Ce même mois de novembre, trois jours plus tôt, mourait Guillaume Apollinaire. Si ce rapprochement s’est aussitôt imposé à moi, ce n’est pas seulement pour cette coïncidence de dates, pas seulement parce que, cinéaste ou écrivain, l’un avec ses mots et ses images, l’autre avec ses mots et ses rimes, il s’agit de deux grands poètes, c’est surtout parce que, si profondément originaux tous les deux, ils se rejoignent, ils sont frères dans leur vision du monde, frères dans la forme même de leur poésie, une poésie si haute, si pure et, dans le même mouvement, si directe, si immédiate, qui s’impose dès que nous avons vu l’image, dès que nous avons lu la phrase, une poésie qui a la grâce suprême de l’œuvre d’art : le naturel. « Bergère, ô tour Eiffel, le troupeau des ponts bêle ce matin. » C’est un vers d’Apollinaire. C’est une image de René Clair. « Bergère, ô tour Eiffel... » Qui pourrait expliquer la magie de cette phrase en apparence si simple ? C’est la magie des films de René Clair. « As-tu connu Guy au galop, as-tu connu Guy l’artiflot ? » C’est déjà l’entrain, c’est l’allégresse qui court tout le long des Grandes Manœuvres. Chez René Clair comme chez Guillaume Apollinaire, nous retrouvons le duo sacré de l’œuvre d’art, le duo du comique et du pathétique, de l’émotion et de l’humour qui l’équilibre. En rapprochant ainsi dans le temps ce poète qui entre dans la vie à vingt ans et celui qui la quitte à trente-huit, on dirait que quelqu’un, dans le ciel, a voulu que passât le relais, comme si, pour la poésie, trois jours d’intervalle, c’était déjà trop.

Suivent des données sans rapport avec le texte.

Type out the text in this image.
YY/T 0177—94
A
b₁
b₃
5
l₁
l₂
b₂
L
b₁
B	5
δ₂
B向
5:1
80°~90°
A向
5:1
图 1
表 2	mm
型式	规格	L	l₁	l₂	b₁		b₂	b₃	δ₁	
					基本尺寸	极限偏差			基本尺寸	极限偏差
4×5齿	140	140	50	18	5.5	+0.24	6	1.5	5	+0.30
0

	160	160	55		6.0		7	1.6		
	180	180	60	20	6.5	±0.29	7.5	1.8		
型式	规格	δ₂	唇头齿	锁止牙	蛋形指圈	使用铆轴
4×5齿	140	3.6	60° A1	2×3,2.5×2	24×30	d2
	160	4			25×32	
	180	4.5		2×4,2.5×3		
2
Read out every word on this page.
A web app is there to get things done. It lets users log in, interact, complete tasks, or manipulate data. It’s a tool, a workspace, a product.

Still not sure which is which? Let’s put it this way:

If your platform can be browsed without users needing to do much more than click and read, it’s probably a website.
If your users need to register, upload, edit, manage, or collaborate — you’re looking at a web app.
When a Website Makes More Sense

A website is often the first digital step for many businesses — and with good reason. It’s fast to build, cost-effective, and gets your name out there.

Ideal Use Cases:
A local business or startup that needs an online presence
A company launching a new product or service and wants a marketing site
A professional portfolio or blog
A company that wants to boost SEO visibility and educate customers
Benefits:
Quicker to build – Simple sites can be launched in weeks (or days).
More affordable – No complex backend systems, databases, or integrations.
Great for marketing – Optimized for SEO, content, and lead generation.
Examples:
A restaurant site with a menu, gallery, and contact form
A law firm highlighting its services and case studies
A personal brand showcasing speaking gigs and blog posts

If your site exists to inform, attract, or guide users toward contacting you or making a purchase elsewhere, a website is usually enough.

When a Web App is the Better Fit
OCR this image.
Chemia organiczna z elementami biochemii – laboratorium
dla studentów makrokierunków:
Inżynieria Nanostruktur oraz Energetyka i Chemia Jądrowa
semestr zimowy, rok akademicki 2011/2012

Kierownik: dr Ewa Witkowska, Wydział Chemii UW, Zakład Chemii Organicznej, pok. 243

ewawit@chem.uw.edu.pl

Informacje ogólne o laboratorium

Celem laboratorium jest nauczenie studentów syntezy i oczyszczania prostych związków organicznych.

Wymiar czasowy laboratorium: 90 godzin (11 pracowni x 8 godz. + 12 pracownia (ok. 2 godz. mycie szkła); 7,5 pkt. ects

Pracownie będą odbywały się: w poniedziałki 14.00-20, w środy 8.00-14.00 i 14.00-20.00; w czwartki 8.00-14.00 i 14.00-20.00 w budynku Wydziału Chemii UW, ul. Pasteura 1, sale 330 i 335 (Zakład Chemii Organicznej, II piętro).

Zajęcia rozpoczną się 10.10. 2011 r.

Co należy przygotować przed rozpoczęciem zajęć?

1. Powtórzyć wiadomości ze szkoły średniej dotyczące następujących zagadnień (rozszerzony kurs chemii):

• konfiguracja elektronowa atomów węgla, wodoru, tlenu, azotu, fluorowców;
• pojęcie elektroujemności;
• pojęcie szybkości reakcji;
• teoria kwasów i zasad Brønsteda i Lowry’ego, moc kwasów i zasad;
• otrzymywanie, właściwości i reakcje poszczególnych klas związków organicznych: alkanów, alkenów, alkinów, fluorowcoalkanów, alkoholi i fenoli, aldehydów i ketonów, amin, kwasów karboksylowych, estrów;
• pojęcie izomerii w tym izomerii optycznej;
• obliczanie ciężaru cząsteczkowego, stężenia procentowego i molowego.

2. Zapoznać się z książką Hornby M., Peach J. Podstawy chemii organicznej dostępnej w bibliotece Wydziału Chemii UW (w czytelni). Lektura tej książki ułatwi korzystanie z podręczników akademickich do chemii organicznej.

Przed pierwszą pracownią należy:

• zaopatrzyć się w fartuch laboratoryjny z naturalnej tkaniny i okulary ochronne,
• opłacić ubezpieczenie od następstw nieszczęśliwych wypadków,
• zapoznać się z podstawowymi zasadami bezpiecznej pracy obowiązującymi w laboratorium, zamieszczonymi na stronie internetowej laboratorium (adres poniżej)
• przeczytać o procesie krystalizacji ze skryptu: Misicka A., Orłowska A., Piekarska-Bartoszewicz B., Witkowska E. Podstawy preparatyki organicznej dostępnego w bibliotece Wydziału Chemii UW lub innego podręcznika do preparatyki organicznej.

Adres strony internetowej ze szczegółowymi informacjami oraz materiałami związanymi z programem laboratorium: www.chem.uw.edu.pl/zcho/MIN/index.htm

J’ai parlé des Grandes Manœuvres. Tant est la force des lieux communs que j’allais dire : j’interroge ma mémoire. Ai-je besoin de l’interroger ? Tous les films de René Clair sont là, présents, devenus les habitants de cette mémoire. Paris qui dort, Entracte, Un Chapeau de paille d’Italie, Les Deux Timides, Belles de Nuit, Fantôme à vendre, Sous les toits de Paris, tant d’autres.
Cet anniversaire, si heureux qu’il soit, René Clair ne l’avait pas choisi. En revanche, ce qu’il a choisi, c’est son nom. J’imagine qu’il ne lui a fallu que l’inspiration d’un instant tant le choix est tombé juste, tant il a été comme la flèche au centre de la cible. René Clair. Clair comme ses films, clair comme la lumière de l’aurore, clair comme l’éclat de l’épée, clair comme l’eau de la source, comme le sourire de l’enfant ou comme les premiers jours du monde, ces premiers jours du monde dont toute œuvre de création garde la trace, le reflet, le regret, de cet enfant que les vrais poètes, les vrais cinéastes, les vrais romanciers ne cessent jamais d’être.